6. The method according to claim 5, characterized in that, The convolutional neural network adopts the YOLO network architecture, and its feature extraction layer includes a frequency-aware feature extraction module. The frequency-aware feature extraction module consists of multiple convolutional layers and frequency modulation layers. The frequency modulation layer is used to perform the affine transformation.

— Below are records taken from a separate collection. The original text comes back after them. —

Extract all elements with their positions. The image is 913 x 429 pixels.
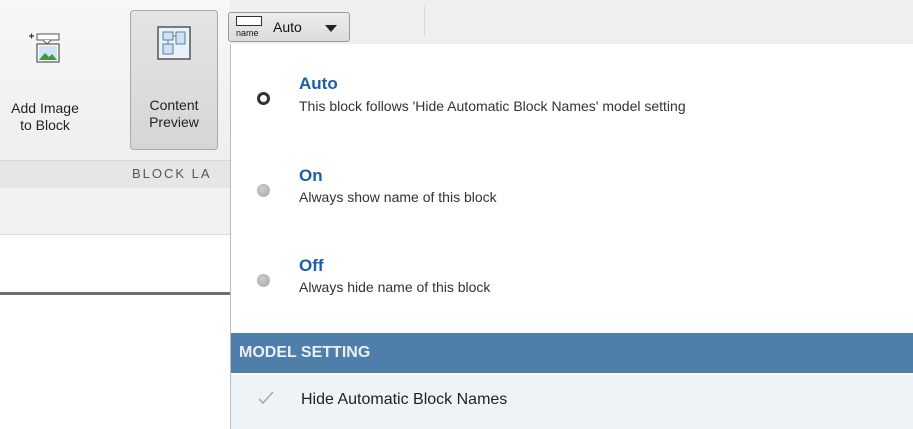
content-preview-icon [156,25,192,61]
option-description: This block follows 'Hide Automatic Block… [299,98,686,114]
add-image-label-line1: Add Image [11,100,79,116]
name-dropdown-value: Auto [273,19,302,35]
option-description: Always hide name of this block [299,279,491,295]
menu-option-off[interactable]: Off Always hide name of this block [231,238,913,318]
editor-toolstrip [0,188,230,235]
menu-option-auto[interactable]: Auto This block follows 'Hide Automatic … [231,44,913,124]
radio-unselected-icon [257,274,270,287]
checkmark-icon [257,389,275,407]
option-title: On [299,166,323,185]
add-image-label: Add Image to Block [2,100,88,134]
option-title: Auto [299,74,338,93]
chevron-down-icon [325,25,337,32]
add-image-to-block-button[interactable]: Add Image to Block [2,12,88,156]
name-display-menu: Auto This block follows 'Hide Automatic … [230,44,913,429]
block-name-display-dropdown[interactable]: name Auto [228,12,350,42]
content-preview-button[interactable]: Content Preview [130,10,218,150]
hide-automatic-block-names-item[interactable]: Hide Automatic Block Names [231,375,913,429]
content-preview-label: Content Preview [131,97,217,131]
radio-selected-icon [257,92,270,105]
name-icon: name [235,15,263,39]
model-setting-header: MODEL SETTING [231,333,913,373]
menu-option-on[interactable]: On Always show name of this block [231,148,913,228]
option-description: Always show name of this block [299,189,497,205]
content-preview-label-line1: Content [149,97,199,113]
add-image-label-line2: to Block [20,117,70,133]
ribbon-group-label: BLOCK LA [0,160,230,188]
canvas-divider [0,292,230,295]
radio-unselected-icon [257,184,270,197]
content-preview-label-line2: Preview [149,114,199,130]
option-title: Off [299,256,324,275]
name-icon-text: name [236,28,259,38]
model-setting-label: Hide Automatic Block Names [301,391,508,408]
add-image-icon [25,28,65,68]
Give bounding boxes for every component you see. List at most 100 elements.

The features obtained by the frequency-aware feature extraction module are fed into the pyramid pooling module to obtain a multi-scale feature map.
7. The method according to claim 1, characterized in that, The asymmetric downsampling strategy is as follows: In the deep feature extraction of the convolutional neural network, the stride of the convolutional layer is set to an asymmetric form, that is, the stride in the time axis direction is set to t, and the stride in the frequency axis direction is set to f, t < f, so as to preserve the temporal resolution of burst signals; then, the maximum pooling kernel size in the spatial pyramid pooling module is adjusted from k×k to 1×k or 1×n, n>k, so that the pooling operation only performs feature aggregation in the frequency axis direction, thereby expanding the receptive field in the frequency axis direction while preserving the temporal resolution.
8. The method according to claim 1, characterized in that, The upper limit of the bounding box regression parameter described in S4 is expanded, and its value is determined based on the maximum physical width of the input time-frequency slice, so as to match and cover the maximum physical boundary of the broadband signal spanning the entire frequency band, eliminating the risk of the bounding box being forcibly truncated.
9. The method according to claim 1, characterized in that, The processing method of the first channel is as follows: only local Min-Max linear normalization is performed on the original time-frequency slice to map the power into the non-negative interval in order to preserve the modulation texture features inside the signal.
10. The method according to claim 9, characterized in that, The local Min-Max linear normalization refers to: based on the sliding window mechanism, for each pixel in the time-frequency slice, selecting a neighborhood window of a preset size centered on the pixel, calculating the maximum and minimum power values within the neighborhood window, and using the maximum and minimum power values to perform normalization mapping on the pixel.